According to new research, your blood type could be linked to your risk of having a stroke before the age of 60.
The study, conducted by researchers at the University of Maryland School of Medicine, included all available data from genetic studies focusing on ischemic strokes.
Study co-principal investigator Dr Steven J. Kittner says: “The number of people with early strokes is rising.
“These people are more likely to die from the life-threatening event, and survivors potentially face decades with disability.
“Despite this, there is little research on the causes of early strokes.”
The research team conducted the study by performing a meta-analysis of 48 studies on genetics and ischemic stroke.
This included 17,000 stroke patients and an estimator 600,000 healthy individuals, who had never experienced a stroke.
They then studied across all collected chromosomes to identify genetic variants tied with stroke.
A link was discovered between early onset stroke occurring before 60 and the space of the chromosome that includes the gene which determines a persons blood type.
The results of the study discovered that individuals who had an early stroke were more likely to have blood type A and less likely to have blood type O, which is the most common blood type.
This is in comparison to individuals who had suffered a late stroke and those who had not experienced a stroke at all.
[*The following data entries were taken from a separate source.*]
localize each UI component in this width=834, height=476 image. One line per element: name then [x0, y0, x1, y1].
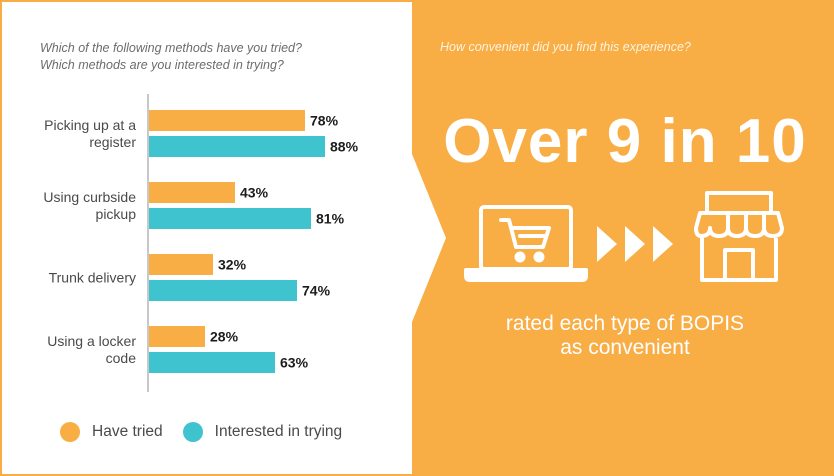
category-label-line: code — [106, 350, 137, 366]
chart-legend: Have tried Interested in trying — [60, 422, 362, 442]
category-label-line: Trunk delivery — [49, 270, 136, 286]
bar-chart: Picking up at a register 78% 88% Using curbs… — [43, 94, 359, 392]
triple-arrow-icon — [597, 226, 673, 262]
data-label: 43% — [240, 185, 269, 201]
category-label-line: register — [89, 134, 136, 150]
category-label-line: pickup — [96, 206, 137, 222]
bar-have-tried — [149, 110, 305, 131]
survey-question-line-1: Which of the following methods have you … — [40, 41, 302, 55]
bar-have-tried — [149, 182, 235, 203]
legend-swatch-have-tried — [60, 422, 80, 442]
headline-stat: Over 9 in 10 — [443, 107, 807, 176]
category-label: Using a locker code — [47, 333, 136, 366]
data-label: 32% — [218, 257, 247, 273]
legend-item-interested: Interested in trying — [182, 422, 343, 442]
legend-label-have-tried: Have tried — [92, 423, 163, 440]
data-label: 28% — [210, 329, 239, 345]
headline-subtitle: rated each type of BOPIS as convenient — [440, 312, 810, 360]
storefront-icon — [694, 191, 784, 282]
legend-item-have-tried: Have tried — [60, 422, 163, 442]
data-label: 63% — [280, 355, 309, 371]
subtitle-line-1: rated each type of BOPIS — [505, 312, 745, 335]
bar-have-tried — [149, 326, 205, 347]
bar-interested — [149, 208, 311, 229]
survey-question-line-2: Which methods are you interested in tryi… — [40, 58, 284, 72]
bar-interested — [149, 280, 297, 301]
category-label: Using curbside pickup — [43, 189, 136, 222]
legend-swatch-interested — [182, 422, 203, 442]
bar-interested — [149, 352, 275, 373]
bar-interested — [149, 136, 325, 157]
data-label: 74% — [302, 283, 331, 299]
survey-question: Which of the following methods have you … — [40, 40, 400, 74]
survey-panel: Which of the following methods have you … — [0, 0, 412, 476]
bar-have-tried — [149, 254, 213, 275]
data-label: 81% — [316, 211, 345, 227]
convenience-question: How convenient did you find this experie… — [440, 40, 691, 54]
legend-label-interested: Interested in trying — [214, 423, 343, 440]
subtitle-line-2: as convenient — [560, 336, 690, 359]
category-label-line: Using curbside — [43, 189, 136, 205]
data-label: 88% — [330, 139, 359, 155]
category-label-line: Using a locker — [47, 333, 136, 349]
data-label: 78% — [310, 113, 339, 129]
panel-background — [412, 0, 834, 476]
category-label-line: Picking up at a — [44, 117, 136, 133]
laptop-cart-icon — [464, 205, 588, 282]
category-label: Trunk delivery — [49, 270, 136, 286]
category-label: Picking up at a register — [44, 117, 136, 150]
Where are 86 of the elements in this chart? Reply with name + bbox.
Both those who had suffered a stroke early and late were also more likely to have blood type B compared to those who had never experienced a stroke.
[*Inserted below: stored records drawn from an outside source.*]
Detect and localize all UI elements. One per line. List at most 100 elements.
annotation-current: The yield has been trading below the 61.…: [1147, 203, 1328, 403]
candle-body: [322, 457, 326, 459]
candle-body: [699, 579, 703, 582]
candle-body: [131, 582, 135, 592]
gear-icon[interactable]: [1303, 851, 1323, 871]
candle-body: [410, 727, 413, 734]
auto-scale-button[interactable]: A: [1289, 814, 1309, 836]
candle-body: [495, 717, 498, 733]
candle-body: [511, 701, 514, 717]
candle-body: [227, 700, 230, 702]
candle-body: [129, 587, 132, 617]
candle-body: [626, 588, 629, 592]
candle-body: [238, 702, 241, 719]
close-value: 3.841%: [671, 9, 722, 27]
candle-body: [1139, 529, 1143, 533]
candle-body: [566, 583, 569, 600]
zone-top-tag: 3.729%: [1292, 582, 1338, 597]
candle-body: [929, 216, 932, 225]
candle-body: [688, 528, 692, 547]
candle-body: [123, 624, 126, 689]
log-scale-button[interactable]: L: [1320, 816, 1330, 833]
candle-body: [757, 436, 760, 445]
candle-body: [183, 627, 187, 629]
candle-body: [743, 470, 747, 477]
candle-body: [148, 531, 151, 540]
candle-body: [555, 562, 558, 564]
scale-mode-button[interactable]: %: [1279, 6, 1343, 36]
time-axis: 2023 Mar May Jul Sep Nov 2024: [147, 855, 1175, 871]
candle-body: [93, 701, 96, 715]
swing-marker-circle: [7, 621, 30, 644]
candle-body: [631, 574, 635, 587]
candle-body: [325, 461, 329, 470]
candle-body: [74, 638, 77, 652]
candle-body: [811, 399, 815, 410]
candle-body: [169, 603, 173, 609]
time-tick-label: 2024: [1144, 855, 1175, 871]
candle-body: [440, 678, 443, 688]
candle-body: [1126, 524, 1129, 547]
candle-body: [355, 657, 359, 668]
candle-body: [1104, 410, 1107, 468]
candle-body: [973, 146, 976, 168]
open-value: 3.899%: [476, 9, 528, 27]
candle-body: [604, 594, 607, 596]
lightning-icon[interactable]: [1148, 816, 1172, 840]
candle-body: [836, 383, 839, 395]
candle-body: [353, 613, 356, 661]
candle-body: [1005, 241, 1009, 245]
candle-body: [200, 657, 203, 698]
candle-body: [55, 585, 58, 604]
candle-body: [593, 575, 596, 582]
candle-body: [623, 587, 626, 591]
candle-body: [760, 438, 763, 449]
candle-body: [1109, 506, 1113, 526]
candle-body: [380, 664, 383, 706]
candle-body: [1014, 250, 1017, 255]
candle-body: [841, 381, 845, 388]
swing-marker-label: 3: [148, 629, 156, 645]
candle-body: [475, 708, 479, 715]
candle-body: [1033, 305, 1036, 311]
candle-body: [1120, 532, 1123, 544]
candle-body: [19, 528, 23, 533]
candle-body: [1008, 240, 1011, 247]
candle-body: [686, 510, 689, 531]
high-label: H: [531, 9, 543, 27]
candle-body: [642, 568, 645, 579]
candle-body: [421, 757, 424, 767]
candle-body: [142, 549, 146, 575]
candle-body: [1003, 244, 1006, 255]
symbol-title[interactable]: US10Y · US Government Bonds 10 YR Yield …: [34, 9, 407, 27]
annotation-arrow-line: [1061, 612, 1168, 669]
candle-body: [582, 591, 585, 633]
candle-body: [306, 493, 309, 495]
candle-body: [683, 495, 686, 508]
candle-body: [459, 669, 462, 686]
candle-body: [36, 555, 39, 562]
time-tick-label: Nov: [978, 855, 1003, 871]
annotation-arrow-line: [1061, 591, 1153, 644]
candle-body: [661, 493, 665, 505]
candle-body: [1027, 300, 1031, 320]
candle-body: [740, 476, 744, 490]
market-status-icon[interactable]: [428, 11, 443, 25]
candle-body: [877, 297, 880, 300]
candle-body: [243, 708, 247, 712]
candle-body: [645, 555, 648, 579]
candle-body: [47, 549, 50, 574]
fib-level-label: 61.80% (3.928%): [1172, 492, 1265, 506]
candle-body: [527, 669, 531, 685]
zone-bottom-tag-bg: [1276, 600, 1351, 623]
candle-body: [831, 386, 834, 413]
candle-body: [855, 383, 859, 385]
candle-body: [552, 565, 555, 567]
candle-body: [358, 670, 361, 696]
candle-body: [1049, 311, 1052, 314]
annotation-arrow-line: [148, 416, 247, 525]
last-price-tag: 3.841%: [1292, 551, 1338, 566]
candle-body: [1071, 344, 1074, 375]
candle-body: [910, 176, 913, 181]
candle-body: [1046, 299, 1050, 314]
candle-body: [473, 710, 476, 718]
After adjustments were made for other factors, including gender, researchers found that those with blood type A had a 16 per cent higher risk of having a stroke than other blood types.
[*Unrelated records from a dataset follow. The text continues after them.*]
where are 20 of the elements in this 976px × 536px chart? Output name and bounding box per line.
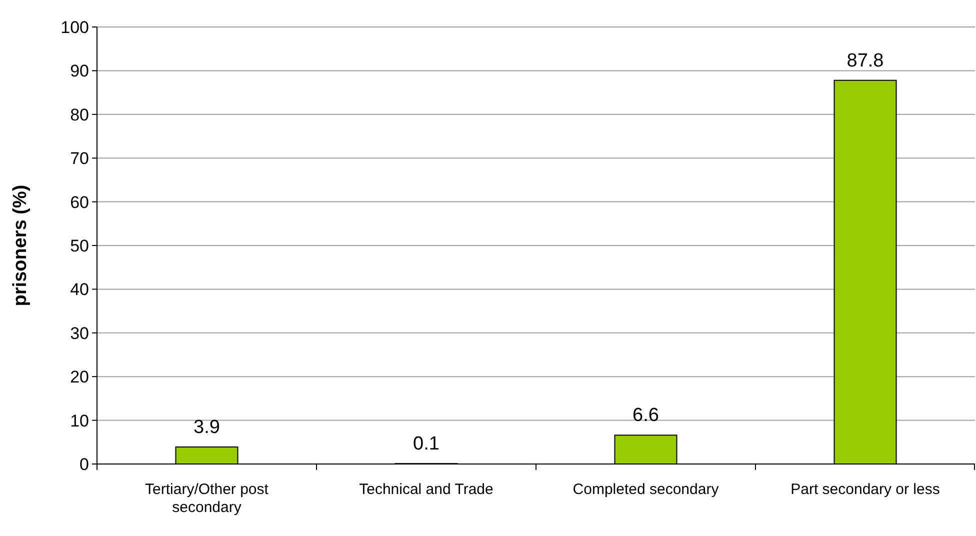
y-tick-label: 20 <box>70 368 89 387</box>
y-tick-label: 80 <box>70 105 89 124</box>
y-tick-label: 40 <box>70 280 89 300</box>
y-tick-label: 10 <box>70 411 89 430</box>
y-axis-title: prisoners (%) <box>10 184 31 306</box>
data-label: 6.6 <box>632 405 659 426</box>
y-tick-label: 100 <box>60 18 89 37</box>
x-tick-label: Tertiary/Other post secondary <box>145 481 270 516</box>
y-tick-label: 0 <box>80 454 89 474</box>
y-tick-label: 50 <box>70 236 89 256</box>
y-tick-label: 90 <box>70 62 89 81</box>
y-tick-label: 60 <box>70 192 89 212</box>
x-tick-label: Part secondary or less <box>790 481 940 498</box>
y-tick-label: 30 <box>70 324 89 343</box>
x-tick-label: Technical and Trade <box>359 481 494 498</box>
data-label: 0.1 <box>413 434 440 455</box>
y-tick-label: 70 <box>70 149 89 168</box>
data-label: 3.9 <box>194 416 220 438</box>
data-label: 87.8 <box>846 50 884 72</box>
x-tick-label: Completed secondary <box>572 481 720 498</box>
On the opposite side of the scale, those with blood type O had a 12 per cent lower risk of having a stroke than the other blood types.
On the study, study co-principal investigator Braxton D. Mitchell says: “Our meta-analysis looked at people’s genetic profiles and found associations between blood type and risk of early-onset stroke.
“The association of blood type with later-onset stroke was much weaker than what we found with early stroke.”
However, the researchers state that the increased risk was very modest and those with blood type A should not worry about having an early-onset stroke or engage with any medical testing because of these results.
Kittner says: “We still don’t know why blood type A would confer a higher risk, but it likely has something to do with blood-clotting factors like platelets and cells that line the blood vessels as well as other circulating proteins, all of which play a role in the development of blood clots.”
Previous studies have suggested that those with blood type A have a slight increased risk of developing blood clots in the legs known as deep vein thrombosis.
Kittner adds: “We clearly need more follow-up studies to clarify the mechanisms of increased stroke risk.”
The study did have some limitations, in the fact that the dat. Was derived from the Early Onset Stroke Consortium, which is a collaboration of 48 different studies across Europe, North America, Japan, Pakistan and Australia.
An estimates 35 per cent of the participants were of non-European ancestry.